Estallido social y ciudanización de la política

20 Febrero 2020

Cuando la ciudadanía se reúne en cabildos preparándose para una convención constituyente, está no solo haciendo política, sino también democratizándola, haciéndose partícipe de la construcción colectiva de un proyecto de país y de sociedad.

Patricio Rozas >
authenticated user Corresponsal Corresponsal Ciudadano

La intensa crisis social que explotó el 18 de octubre pasado ha develado la profundidad de las contradicciones del modelo económico, social y político que ha imperado en el país desde la instauración de la dictadura cívico-militar en septiembre de 1973. 

Estas contradicciones no fueron suficientemente aplacadas por las reformas “en la medida de lo posible” dispuestas por los gobiernos de la Concertación y de la Nueva Mayoría a partir de 1990, no obstante el importante crecimiento económico que registró el país —este quintuplicó el PIB per cápita entre 1990 y 2016— y de la notable disminución de la pobreza (bajó de 40% a 10%), así como de la mejora sustantiva de los niveles de calidad de vida de los chilenos en general. 
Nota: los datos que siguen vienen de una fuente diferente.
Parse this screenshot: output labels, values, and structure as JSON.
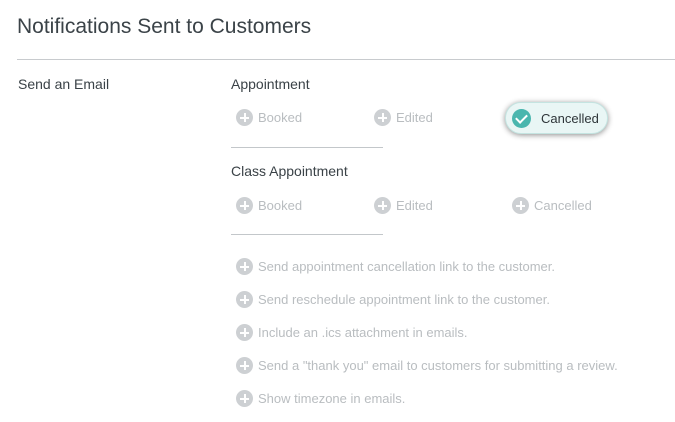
{
  "page": {
    "title": "Notifications Sent to Customers"
  },
  "row": {
    "label": "Send an Email"
  },
  "appointment": {
    "heading": "Appointment",
    "booked": "Booked",
    "edited": "Edited",
    "cancelled": "Cancelled",
    "cancelled_selected": true
  },
  "class_appointment": {
    "heading": "Class Appointment",
    "booked": "Booked",
    "edited": "Edited",
    "cancelled": "Cancelled"
  },
  "options": [
    "Send appointment cancellation link to the customer.",
    "Send reschedule appointment link to the customer.",
    "Include an .ics attachment in emails.",
    "Send a \"thank you\" email to customers for submitting a review.",
    "Show timezone in emails."
  ],
  "colors": {
    "accent": "#4ab6ae",
    "selected_bg": "#e9f6f5",
    "inactive_text": "#b9bdc0",
    "inactive_icon": "#cdd0d3"
  }
}
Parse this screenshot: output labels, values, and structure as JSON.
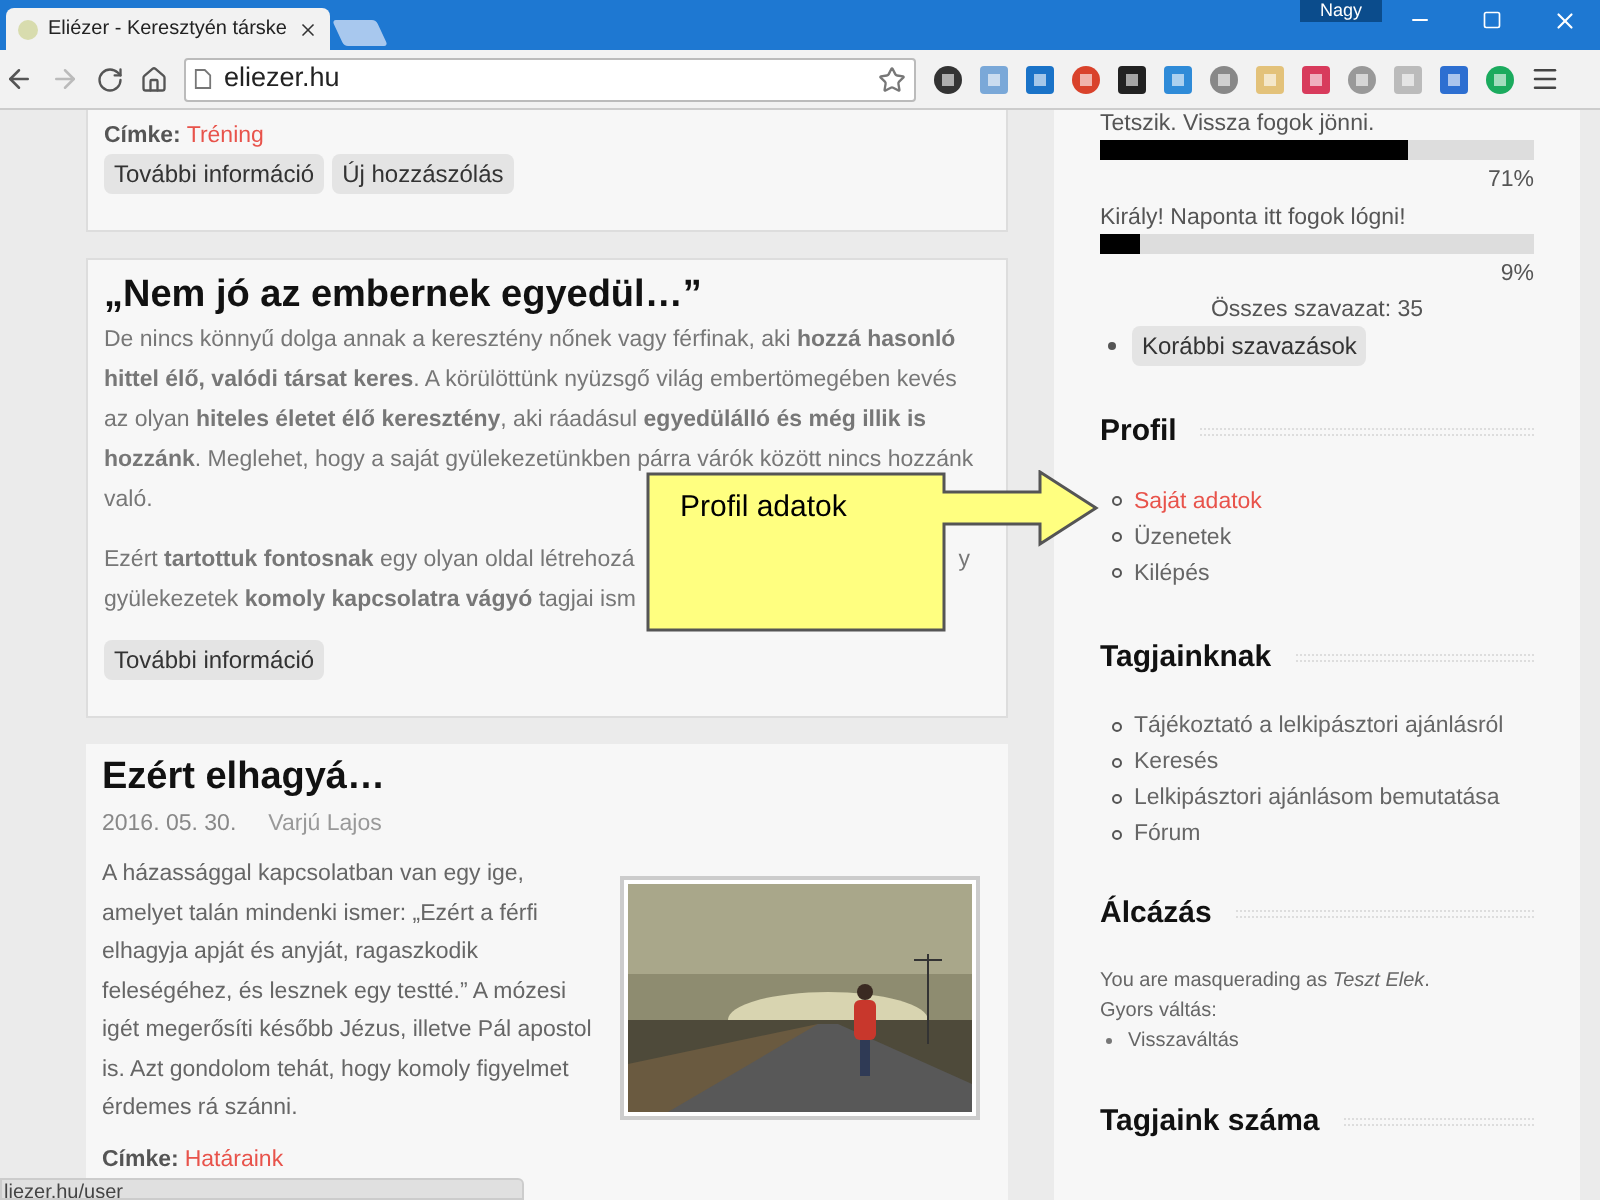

Trasfondo del estallido social del 18-O

En lo esencial, las auspiciosas cifras macroeconómicas e indicadores de desarrollo han ocultado una dramática realidad cotidiana de la inmensa mayoría de los chilenos, que incluye salarios y pensiones bajas, empleos precarios, alto endeudamiento y acceso restringido a bienes públicos esenciales. 

El estallido social dejó al descubierto que una buena parte de la ciudadanía no solo percibe que los frutos de este crecimiento se ha distribuido desigualmente a favor del segmento más rico de la población, sino también, que su condición de vida está permanentemente amenazada por la orientación de las políticas relacionadas con la provisión de bienes públicos, segmentada según los ingresos disponibles y el origen social.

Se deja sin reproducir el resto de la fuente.